Par ailleurs, vous créez une infraction autonome sur les violences commises à l'encontre des policiers et vous augmentez l'échelle des peines applicables en cas de refus d'obtempérer, en vertu de la croyance jamais étayée – ou, pour être plus exact, dont nous avons amplement démontré la fausseté – selon laquelle, quand on commet une infraction, on le fait le code pénal à la main.

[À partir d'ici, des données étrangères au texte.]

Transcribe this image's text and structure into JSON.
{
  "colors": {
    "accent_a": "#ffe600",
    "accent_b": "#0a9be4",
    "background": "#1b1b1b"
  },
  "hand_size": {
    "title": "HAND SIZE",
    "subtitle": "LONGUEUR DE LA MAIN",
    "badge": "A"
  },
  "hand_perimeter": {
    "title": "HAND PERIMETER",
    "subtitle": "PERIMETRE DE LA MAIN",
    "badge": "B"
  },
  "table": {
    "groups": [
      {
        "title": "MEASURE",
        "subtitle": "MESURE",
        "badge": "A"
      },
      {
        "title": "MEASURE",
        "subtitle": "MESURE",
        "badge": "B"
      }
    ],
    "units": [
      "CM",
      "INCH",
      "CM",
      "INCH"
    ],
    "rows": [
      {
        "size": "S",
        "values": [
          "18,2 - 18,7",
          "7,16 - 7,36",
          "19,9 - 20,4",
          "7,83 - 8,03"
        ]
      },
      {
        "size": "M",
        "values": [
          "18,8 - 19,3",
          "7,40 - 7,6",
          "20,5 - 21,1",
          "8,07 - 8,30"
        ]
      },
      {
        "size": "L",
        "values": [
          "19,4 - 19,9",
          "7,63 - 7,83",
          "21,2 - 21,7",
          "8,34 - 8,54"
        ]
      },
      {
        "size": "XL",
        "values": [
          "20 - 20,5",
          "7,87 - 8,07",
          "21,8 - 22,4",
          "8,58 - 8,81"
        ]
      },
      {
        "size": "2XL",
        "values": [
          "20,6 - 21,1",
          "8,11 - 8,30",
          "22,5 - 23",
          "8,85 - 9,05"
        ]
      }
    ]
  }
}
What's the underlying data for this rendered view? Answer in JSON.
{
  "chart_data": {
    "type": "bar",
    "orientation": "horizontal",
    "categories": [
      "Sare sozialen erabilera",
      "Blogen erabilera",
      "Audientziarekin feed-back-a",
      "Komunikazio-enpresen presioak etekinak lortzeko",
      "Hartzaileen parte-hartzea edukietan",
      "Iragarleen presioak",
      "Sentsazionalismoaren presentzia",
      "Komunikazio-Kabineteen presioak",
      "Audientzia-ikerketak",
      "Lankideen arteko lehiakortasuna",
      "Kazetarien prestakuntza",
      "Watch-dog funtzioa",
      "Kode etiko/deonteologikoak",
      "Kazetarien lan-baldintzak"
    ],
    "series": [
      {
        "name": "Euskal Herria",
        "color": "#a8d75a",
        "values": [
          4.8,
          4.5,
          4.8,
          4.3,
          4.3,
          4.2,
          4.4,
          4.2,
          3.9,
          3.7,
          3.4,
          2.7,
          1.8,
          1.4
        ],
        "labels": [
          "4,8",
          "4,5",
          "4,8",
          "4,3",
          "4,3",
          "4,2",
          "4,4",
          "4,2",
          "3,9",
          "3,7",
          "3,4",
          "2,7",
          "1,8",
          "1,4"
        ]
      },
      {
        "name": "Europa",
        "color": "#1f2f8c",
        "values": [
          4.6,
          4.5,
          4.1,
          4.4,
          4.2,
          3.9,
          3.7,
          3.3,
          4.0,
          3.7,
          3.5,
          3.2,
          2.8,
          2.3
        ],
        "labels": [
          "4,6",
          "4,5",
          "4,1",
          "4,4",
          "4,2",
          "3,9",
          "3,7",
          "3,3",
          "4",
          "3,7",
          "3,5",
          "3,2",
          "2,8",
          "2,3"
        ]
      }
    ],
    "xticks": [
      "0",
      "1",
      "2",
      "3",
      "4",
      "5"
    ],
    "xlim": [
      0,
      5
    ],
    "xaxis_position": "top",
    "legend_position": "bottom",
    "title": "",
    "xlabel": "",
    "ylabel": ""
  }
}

Personne, aujourd'hui, ne refuse d'obtempérer en se disant : « Ça va, ce n'est pas cher payé, un refus d'obtempérer », pas plus que cette personne ne se dira demain : « Ah, zut ! Maintenant, c'est deux ou trois ans de prison en fonction des circonstances : jamais je ne commettrai un refus d'obtempérer. » C'est totalement ridicule. À la fin, il n'y aura pas moins de refus d'obtempérer. Avec ces méthodes, vous êtes en train de flouer les policières, les policiers et les gendarmes qui sont au quotidien sur le terrain et qui font ce qu'on leur demande de faire.
Pour nous, ce sera donc un vote d'opposition contre un projet de loi pot-pourri.